Недреманное око… Никогда в жизни Павел даже не мечтал о такой необычной и ответственной роли. Ну, фронтовым армейским разведчиком еще куда ни шло, хотя это тоже не каждому по плечу. В разведке он себя уже как-то пробовал, и не на этой войне, а на Гражданской. Может, та, первая, проба и не в счет, – ну, какой там из мальца разведчик, – а все же… Сам Пашка, конечно, тогда не соображал, на какое опасное дело шел. Со взрослыми не советовался, – кто ему разрешил бы! Жил с родителями на глухом украинском хуторе, в дали от больших дорог. Крупные сражения обходили их стороной. Стало уже, вроде как, на мирную жизнь поворачивать, отдаленный грохот орудий доносился все реже. И тут на хутора налетели банды: грабили, убивали, сжигали местные Советы и школы… В шести километрах от хутора, по обоим берегам речки Зеленая, раскинулось большое село – до трех сотен дворов. И вот однажды, ранней весной, туда тоже нагрянули бандиты. Сколько их было – никто сказать не мог, но прошел слух, что очень много. Шедшая по их следам горстка конных чекистов – менее взвода – сделала привал на хуторе, у дома Хрусталевых. Атаковать банду, не зная ни ее численности, ни вооружения, было рискованно. Паша слышал, как командир сказал его отцу:
– Соображаю, кого послать в разведку. Лучше, конечно, кого-то из местных. Смекалистого, осторожного. Банду разобьем, если соберем о ней полные данные: ее численности, вооружении, боеприпасах.
– Дяденька, пошлите меня. – вдруг вызвался Павлик, удивив чекиста и напугав отца.
– Да ты что, ты – серьезно? – засмеялся чекист. – Лет-то тебе сколько?
– Десять… Честное слово десять.
– А считать умеешь? До сотни хотя бы.
– До сотни? Хм… Смеетесь что ли? Да я до тысячи могу. До двух даже. Всех бандюков пересчитаю.

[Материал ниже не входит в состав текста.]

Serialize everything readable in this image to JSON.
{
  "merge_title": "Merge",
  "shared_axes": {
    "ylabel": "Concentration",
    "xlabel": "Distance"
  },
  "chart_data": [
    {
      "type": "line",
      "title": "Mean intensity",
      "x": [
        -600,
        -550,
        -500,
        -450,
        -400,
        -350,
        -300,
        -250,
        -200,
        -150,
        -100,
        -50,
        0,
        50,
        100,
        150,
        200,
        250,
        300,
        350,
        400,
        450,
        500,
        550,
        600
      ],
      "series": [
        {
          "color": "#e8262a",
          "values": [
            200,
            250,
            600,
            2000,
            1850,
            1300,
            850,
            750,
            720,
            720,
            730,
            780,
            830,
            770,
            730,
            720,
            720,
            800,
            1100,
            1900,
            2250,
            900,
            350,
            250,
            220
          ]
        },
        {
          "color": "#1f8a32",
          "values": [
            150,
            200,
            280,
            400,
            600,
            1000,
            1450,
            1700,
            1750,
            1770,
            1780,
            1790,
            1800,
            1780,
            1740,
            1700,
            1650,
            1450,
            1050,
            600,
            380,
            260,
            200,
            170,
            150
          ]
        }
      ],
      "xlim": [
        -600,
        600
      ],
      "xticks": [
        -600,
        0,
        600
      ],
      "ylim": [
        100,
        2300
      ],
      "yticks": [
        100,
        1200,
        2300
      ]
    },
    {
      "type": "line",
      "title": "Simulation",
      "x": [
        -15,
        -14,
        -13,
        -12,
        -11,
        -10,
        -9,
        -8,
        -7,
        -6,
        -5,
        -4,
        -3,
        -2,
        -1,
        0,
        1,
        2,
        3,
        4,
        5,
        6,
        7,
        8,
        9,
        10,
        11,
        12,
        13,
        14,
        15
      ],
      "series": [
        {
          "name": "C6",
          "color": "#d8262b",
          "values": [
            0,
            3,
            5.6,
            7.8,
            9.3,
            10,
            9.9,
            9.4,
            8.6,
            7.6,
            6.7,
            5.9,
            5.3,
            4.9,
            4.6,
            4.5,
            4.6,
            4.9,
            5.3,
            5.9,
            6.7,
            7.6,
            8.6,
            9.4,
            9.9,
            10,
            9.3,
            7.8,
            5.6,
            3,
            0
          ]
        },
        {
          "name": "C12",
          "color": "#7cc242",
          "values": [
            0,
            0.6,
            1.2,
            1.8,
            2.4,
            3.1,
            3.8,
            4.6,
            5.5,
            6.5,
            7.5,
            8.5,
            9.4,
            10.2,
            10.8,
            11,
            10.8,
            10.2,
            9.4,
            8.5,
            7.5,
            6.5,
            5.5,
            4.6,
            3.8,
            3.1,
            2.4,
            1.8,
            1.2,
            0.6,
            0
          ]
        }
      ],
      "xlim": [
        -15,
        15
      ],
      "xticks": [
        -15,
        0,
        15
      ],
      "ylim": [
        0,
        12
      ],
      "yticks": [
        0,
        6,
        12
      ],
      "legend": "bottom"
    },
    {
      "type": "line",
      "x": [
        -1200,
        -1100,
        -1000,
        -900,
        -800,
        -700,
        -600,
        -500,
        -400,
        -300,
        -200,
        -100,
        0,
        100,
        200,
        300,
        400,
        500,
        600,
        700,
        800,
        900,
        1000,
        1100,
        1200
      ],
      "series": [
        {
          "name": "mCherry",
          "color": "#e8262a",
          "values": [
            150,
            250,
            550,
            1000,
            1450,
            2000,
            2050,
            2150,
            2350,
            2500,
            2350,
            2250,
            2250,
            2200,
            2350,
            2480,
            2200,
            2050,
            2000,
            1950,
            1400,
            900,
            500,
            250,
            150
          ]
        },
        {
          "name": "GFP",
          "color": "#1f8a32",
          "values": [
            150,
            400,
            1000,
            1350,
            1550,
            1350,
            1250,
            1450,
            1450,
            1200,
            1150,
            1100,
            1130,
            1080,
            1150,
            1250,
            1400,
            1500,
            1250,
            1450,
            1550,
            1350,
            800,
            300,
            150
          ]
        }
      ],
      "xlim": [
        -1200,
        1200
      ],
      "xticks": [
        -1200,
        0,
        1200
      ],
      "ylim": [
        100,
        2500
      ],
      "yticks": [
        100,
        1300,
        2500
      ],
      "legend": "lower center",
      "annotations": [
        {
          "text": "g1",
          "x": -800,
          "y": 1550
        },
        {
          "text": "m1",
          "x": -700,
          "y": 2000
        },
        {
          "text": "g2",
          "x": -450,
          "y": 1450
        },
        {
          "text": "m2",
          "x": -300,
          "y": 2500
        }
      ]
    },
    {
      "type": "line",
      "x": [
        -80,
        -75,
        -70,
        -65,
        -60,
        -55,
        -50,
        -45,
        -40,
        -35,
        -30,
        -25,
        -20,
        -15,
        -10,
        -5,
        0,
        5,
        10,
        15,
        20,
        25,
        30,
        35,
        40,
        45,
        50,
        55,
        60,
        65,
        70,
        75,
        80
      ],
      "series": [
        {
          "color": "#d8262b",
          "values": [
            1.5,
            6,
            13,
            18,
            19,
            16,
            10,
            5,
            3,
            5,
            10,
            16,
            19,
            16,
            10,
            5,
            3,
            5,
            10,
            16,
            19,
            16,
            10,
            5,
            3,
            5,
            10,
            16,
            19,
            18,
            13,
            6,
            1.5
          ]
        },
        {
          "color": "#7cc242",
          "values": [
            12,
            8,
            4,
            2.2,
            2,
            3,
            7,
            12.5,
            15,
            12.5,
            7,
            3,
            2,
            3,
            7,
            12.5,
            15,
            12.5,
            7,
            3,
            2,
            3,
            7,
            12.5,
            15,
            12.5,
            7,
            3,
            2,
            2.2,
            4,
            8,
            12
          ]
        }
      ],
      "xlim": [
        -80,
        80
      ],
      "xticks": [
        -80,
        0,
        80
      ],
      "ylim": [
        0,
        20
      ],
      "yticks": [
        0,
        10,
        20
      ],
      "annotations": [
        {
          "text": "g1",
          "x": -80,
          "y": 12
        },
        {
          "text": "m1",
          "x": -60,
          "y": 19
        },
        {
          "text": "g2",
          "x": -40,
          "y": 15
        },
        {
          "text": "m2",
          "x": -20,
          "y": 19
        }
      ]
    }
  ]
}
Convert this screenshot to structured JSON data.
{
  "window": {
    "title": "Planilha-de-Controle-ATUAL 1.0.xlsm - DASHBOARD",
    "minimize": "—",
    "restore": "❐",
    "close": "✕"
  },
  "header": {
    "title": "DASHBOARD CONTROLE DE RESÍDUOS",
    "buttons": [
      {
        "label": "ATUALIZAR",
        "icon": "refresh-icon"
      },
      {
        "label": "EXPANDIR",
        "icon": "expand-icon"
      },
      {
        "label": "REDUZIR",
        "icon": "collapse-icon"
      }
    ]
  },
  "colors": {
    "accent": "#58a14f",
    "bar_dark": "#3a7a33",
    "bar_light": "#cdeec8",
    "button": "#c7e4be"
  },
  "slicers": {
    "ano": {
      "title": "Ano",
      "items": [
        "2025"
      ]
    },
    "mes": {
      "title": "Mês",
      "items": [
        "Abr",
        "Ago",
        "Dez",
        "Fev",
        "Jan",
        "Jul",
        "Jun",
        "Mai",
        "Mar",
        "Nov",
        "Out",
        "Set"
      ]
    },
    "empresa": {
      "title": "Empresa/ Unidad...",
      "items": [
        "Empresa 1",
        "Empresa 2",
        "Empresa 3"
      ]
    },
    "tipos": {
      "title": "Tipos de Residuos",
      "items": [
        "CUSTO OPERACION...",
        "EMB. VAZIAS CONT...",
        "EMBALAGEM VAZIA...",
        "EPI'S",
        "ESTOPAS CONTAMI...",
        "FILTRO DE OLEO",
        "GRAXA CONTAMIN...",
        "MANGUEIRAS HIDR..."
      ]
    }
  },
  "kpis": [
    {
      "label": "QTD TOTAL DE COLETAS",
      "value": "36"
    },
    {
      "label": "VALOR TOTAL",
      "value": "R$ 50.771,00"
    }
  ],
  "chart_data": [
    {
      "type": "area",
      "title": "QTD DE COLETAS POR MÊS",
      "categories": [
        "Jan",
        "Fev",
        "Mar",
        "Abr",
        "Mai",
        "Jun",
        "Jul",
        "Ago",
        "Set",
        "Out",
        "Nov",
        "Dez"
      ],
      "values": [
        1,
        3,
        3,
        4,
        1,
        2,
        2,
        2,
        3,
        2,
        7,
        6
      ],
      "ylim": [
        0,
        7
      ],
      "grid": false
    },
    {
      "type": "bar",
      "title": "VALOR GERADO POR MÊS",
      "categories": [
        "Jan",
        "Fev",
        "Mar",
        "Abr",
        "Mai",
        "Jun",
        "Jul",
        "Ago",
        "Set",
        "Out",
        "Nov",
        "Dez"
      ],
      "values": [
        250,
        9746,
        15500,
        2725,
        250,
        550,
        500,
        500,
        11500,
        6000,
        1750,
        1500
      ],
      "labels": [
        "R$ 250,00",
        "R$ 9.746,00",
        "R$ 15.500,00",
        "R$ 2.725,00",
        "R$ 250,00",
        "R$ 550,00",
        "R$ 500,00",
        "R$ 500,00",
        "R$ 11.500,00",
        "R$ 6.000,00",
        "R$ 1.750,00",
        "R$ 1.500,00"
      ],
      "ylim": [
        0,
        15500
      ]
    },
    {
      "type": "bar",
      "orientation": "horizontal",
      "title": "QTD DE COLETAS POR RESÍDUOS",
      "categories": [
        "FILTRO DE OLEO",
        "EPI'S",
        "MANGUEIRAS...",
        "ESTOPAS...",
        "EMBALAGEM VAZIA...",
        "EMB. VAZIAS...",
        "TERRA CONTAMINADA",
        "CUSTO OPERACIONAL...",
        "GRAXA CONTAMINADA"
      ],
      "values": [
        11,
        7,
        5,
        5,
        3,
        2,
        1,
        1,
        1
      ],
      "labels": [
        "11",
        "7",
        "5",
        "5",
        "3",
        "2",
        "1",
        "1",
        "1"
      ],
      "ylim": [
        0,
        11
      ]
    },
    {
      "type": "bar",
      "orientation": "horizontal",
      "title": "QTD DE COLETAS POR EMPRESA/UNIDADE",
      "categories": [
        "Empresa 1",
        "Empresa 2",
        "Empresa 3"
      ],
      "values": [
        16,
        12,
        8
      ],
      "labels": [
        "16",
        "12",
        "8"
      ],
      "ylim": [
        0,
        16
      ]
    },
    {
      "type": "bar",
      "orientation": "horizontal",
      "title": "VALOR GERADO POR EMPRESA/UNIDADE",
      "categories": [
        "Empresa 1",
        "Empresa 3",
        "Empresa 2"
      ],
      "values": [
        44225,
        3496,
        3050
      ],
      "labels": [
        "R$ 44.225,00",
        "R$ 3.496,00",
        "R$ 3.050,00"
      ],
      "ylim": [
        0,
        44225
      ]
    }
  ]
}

– Ну а с оружием у тебя как? Пулемет от винтовки сумеешь отличить?
Павлик обиделся.
– Тоже мне спросили… Как же их можно спутать? У пулемета ствол толстый и на колесиках… Очередями строчит… А винтовка поодиночке бухает.
– Стало быть, что опаснее?
– Как что? Ясное дело, пулемет.
– Ладно, хлопец, – заключил чекист, – ты хоть и смекаешь, что к чему, а до такого серьезного дела еще не дорос. Мамкино молоко у тебя еще на губах. Разведчик должен быть, – и он стал, не спеша, загибать свои грубые, узловатые, пожелтевшие от махорки пальцы, – сообразительным, находчивым, а главное – взрослым.